145 F.3d 1346
98 CJ C.A.R. 2235
NOTICE: Although citation of unpublished opinions remains unfavored, unpublished opinions may now be cited if the opinion has persuasive value on a material issue, and a copy is attached to the citing document or, if cited in oral argument, copies are furnished to the Court and all parties. See General Order of November 29, 1993, suspending 10th Cir. Rule 36.3 until December 31, 1995, or further order.
Robert Edward KOZELSKI, Petitioner-Appellant,
v.
Warden BOOKER, Respondent-Appellee.
No. 97-1426.
United States Court of Appeals, Tenth Circuit.
May 6, 1998.
Before SEYMOUR, BRORBY, and BRISCOE, Circuit Judges.
ORDER AND JUDGMENT*
WADE BRORBY, United States Circuit Judge.
After examining the briefs and appellate record, this panel has determined unanimously that oral argument would not materially assist the determination of this appeal. See Fed.R.App.
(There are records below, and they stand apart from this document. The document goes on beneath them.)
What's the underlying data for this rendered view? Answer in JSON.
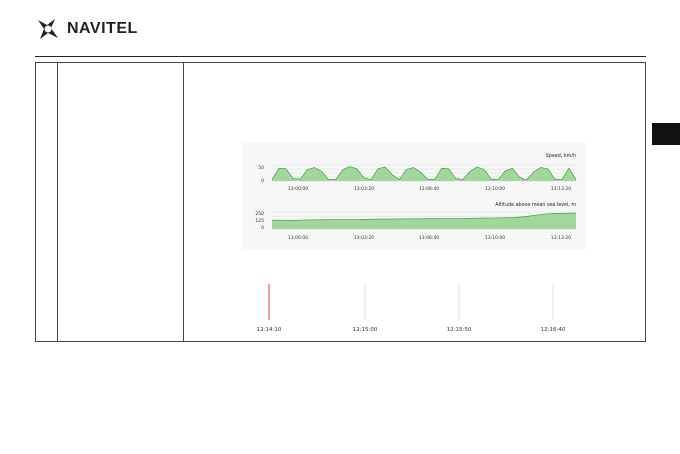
{
  "header": {
    "brand": "NAVITEL",
    "logo_icon": "navitel-hand-icon"
  },
  "chart_data": [
    {
      "type": "area",
      "title": "Speed, km/h",
      "x_tick_labels": [
        "13:00:00",
        "13:03:20",
        "13:06:40",
        "13:10:00",
        "13:13:20"
      ],
      "y_tick_labels": [
        "50",
        "0"
      ],
      "ylim": [
        0,
        50
      ],
      "grid": true,
      "series": [
        {
          "values": [
            5,
            40,
            38,
            8,
            6,
            36,
            42,
            30,
            5,
            4,
            35,
            45,
            38,
            10,
            4,
            38,
            44,
            20,
            4,
            36,
            42,
            28,
            6,
            4,
            40,
            38,
            8,
            5,
            30,
            44,
            36,
            6,
            4,
            32,
            40,
            12,
            3,
            28,
            42,
            38,
            6,
            4,
            40,
            5
          ]
        }
      ],
      "colors": {
        "fill": "#9fd89a",
        "line": "#3a8f3a"
      }
    },
    {
      "type": "area",
      "title": "Altitude above mean sea level, m",
      "x_tick_labels": [
        "13:00:00",
        "13:03:20",
        "13:06:40",
        "13:10:00",
        "13:13:20"
      ],
      "y_tick_labels": [
        "250",
        "125",
        "0"
      ],
      "ylim": [
        0,
        250
      ],
      "grid": true,
      "series": [
        {
          "values": [
            130,
            130,
            128,
            132,
            135,
            135,
            138,
            140,
            140,
            142,
            145,
            145,
            148,
            150,
            150,
            152,
            152,
            155,
            155,
            158,
            160,
            162,
            165,
            168,
            180,
            200,
            220,
            230,
            232,
            234
          ]
        }
      ],
      "colors": {
        "fill": "#9fd89a",
        "line": "#3a8f3a"
      }
    }
  ],
  "timeline": {
    "labels": [
      "12:14:10",
      "12:15:00",
      "12:15:50",
      "12:16:40"
    ],
    "marker_color": "#e23b3b"
  }
}
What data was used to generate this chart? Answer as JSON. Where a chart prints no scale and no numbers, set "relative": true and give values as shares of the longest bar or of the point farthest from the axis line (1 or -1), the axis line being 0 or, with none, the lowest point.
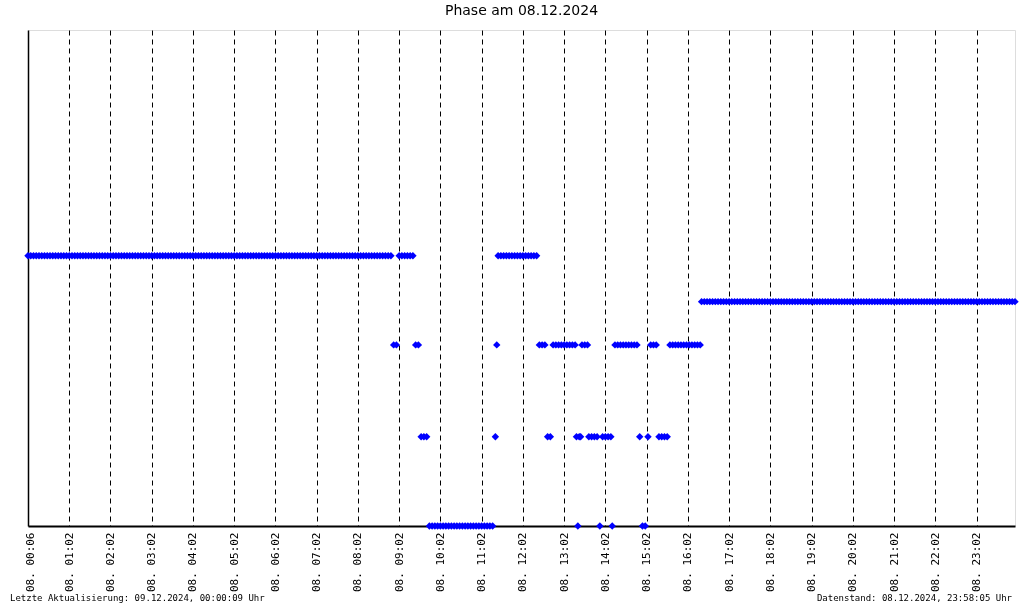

P. 34(a); 10th Cir.R. 34.1.9. The case is therefore ordered submitted without oral argument.
Mr. Robert Kozelski is a federal prisoner. Acting pro se, he sought a writ of habeas corpus in the district court pursuant to 28 U.S.C. § 2241, arguing the United States Parole Commission's denial of credit for time he spent on parole after he was returned to prison for various violations of his parole conditions raises issues of due process and double jeopardy. Finding Mr. Kozelski's claims unsupportable, the district court denied his application and dismissed his case on October 31, 1997.
On December 4, 1997, pursuant to 28 U.S.C. § 1915(a)(3), the district court denied Mr. Kozelski's motion to proceed on appeal without paying this court's filing fee because the appeal was not taken in good faith. Pursuant to Federal Rule of Appellate Procedure 24(a), Mr. Kozelski now asks this court to grant him leave to file his appeal in forma pauperis.
After carefully reviewing the record, we find the district court properly denied Mr. Kozelski's application for a writ of habeas corpus.1 Furthermore, we agree that this appeal was not taken in good faith. Therefore, pursuant to § 1915(a)(3) and Rule 24, we DENY Mr. Kozelski leave to proceed in forma pauperis and DISMISS his appeal.
This order and judgment is not binding precedent except under the doctrines of law of the case, res judicata and collateral estoppel. The court generally disfavors the citation of orders and judgments; nevertheless, an order and judgment may be cited under the terms and conditions of 10th Cir.R. 36.3
First, the United States Parole Commission's actions did not deny Mr. Kozelski his due process rights. The Commission's revocation of credit for the time he spent on parole was authorized by 18 U.S.C. § 4210(b)(2) and 28 C.F.R. § 2.52(c)(2). See DeCuir v. United States Parole Comm'n, 800 F.2d 1021, 1023 (10th Cir.1986) ("The Commission must order forfeiture of street time whenever a parolee is convicted of a new offense punishable by a term of imprisonment."); Harris v. Day, 649 F.2d 755, 758-60 (10th Cir.1981) ("the parolee who has been convicted of a new crime automatically forfeits the time he spent on parole"). The Ninth Circuit, whose laws apply because Mr. Kozelski was in California during the relevant time period, has ruled that the decision to revoke credit for the time spent on parole falls within the discretion of the Commission. See Rizzo v. Armstrong, 921 F.2d 855, 861 (9th Cir.1990). In revoking Mr. Kozelski's street time after providing a parole revocation hearing, the Commission acted well within its authority and discretion. Furthermore, the regulations provide the Commission with discretion to delay executing a warrant or summons after a violation is reported. 28 C.F.R. § 2.44(b). Therefore, the Commission did not forfeit its authority to issue a warrant and revoke credit for the time Mr. Kozelski spent on parole simply, as he argues, because it first tried to resolve the problem by modifying the terms of his parole
Second, parole determinations are not considered criminal punishment for purposes of double jeopardy analysis, see Kell v. United States Parole Comm'n, 26 F.3d 1016, 1020 (10th Cir.1994), so Mr. Kozelski's double jeopardy argument lacks merit.